L'origine gauloise de Charleval est attestée par son ancien nom : « Noyon sur Andelle » . De l'époque mérovingienne, datent des sarcophages, mis à jour lors de l'agrandissement du cimetière en 1874. Les Normands ont défriché le Thuit et aménagé une position fortifiée le Câtelier en grande partie disparu lors de la construction du chemin de fer.

Le prieuré fondé en 1107 près de la chapelle St Martin et l'hôtel-Dieu contigu ont été détruits par Charles IX. Henri Ier duc de Normandie fit construire un château fort dont subsistent quelques vestiges sous l'actuelle salle Charles IX. Celle-ci faisait partie d'un logis provisoire construit afin d'accueillir le roi pendant la construction de son château qui ne fut jamais achevé. Sous l'Ancien Régime, Charleval était le siège d'un bailliage et fut chef-lieu de canton pendant la Révolution.

Dès le 18ème siècle, commence l'essor industriel. Une manufacture de laine (1720) et une fonderie d'or aux Jardins (1768) eurent une existence éphémère. La fabrique de toiles peintes de Martin Liesse à la Bove (1778) eut plus de succès. Bientôt neuf moulins s'échelonnèrent le long de la Lieure mais seule la fabrique de casquettes des frères Quesney a pris une dimension industrielle.

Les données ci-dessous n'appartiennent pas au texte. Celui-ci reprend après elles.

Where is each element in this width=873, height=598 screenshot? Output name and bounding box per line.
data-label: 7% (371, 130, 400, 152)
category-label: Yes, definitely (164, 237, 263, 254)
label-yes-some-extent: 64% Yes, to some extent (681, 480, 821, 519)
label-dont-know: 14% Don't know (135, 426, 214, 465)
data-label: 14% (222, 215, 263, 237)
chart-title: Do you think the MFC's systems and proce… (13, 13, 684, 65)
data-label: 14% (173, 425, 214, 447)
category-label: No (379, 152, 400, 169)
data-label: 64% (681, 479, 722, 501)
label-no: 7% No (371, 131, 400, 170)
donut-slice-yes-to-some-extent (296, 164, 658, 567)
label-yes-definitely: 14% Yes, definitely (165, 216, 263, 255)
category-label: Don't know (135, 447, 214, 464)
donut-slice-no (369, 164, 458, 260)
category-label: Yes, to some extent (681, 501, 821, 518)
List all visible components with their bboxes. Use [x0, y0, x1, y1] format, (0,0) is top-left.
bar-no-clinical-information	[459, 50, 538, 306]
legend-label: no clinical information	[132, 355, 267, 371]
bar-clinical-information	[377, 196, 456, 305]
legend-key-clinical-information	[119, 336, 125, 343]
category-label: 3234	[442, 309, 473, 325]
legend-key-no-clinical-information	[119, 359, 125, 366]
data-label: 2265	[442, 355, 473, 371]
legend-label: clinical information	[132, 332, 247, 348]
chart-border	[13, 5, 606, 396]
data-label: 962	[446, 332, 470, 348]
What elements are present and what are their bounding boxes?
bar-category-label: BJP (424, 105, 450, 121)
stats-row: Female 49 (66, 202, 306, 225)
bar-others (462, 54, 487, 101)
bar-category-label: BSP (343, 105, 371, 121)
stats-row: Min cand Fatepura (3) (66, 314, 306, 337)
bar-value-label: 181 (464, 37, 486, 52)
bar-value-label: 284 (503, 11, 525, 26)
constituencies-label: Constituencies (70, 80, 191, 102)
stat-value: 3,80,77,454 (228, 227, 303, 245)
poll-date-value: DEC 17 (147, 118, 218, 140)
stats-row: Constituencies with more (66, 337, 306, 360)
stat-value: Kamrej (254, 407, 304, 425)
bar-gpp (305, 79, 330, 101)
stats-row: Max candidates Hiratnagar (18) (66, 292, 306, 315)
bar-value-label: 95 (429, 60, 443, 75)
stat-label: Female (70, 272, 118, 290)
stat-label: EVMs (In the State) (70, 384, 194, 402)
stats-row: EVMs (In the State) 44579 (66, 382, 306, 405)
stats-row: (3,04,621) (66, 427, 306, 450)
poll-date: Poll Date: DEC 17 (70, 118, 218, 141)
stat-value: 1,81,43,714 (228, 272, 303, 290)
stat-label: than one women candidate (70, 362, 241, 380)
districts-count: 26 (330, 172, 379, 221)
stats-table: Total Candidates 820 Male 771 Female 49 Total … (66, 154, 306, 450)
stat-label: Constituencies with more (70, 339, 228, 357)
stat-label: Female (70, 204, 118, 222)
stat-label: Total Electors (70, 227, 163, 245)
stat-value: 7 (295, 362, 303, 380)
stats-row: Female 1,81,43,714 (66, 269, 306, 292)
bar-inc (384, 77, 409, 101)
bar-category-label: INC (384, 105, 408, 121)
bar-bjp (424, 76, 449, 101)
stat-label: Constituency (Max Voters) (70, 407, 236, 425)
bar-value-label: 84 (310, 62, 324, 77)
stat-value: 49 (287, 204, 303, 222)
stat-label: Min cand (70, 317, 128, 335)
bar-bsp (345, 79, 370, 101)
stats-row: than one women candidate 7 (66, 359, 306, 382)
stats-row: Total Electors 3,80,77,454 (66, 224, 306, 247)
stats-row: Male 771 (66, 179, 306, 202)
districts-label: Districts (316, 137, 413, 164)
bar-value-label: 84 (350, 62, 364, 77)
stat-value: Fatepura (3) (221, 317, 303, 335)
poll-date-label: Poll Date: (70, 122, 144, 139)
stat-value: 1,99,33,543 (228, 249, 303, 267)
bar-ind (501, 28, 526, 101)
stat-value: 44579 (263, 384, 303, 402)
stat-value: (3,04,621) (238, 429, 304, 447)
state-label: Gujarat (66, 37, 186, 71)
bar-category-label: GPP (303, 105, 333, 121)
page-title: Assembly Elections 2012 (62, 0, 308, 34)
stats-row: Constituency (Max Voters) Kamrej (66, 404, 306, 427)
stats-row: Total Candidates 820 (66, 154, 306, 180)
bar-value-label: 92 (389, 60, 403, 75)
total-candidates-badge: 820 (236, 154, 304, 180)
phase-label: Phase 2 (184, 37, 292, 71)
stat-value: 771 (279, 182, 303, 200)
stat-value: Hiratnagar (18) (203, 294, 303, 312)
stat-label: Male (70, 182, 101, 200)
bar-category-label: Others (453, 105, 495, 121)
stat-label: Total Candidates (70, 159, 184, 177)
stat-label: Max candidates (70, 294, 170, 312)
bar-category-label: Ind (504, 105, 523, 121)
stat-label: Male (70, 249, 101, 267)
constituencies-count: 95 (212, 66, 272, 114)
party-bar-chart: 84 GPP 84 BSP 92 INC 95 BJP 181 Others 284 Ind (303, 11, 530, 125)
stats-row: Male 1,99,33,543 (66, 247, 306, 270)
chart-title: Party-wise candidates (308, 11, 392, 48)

Sur l'Andelle s'implantèrent des filatures de coton, à la Tannebrune (1819), au Pont d'Andelle (1820) et aux Jardins (1845) où Peynaud ajouta bientôt des métiers à tisser à sa filature tandis que Hilzinger créait une usine spécialisé dans le tissage à Transières (1860). Au 20ème siècle, le déclin de l'industrie textile a donné lieu à diverses reconversions.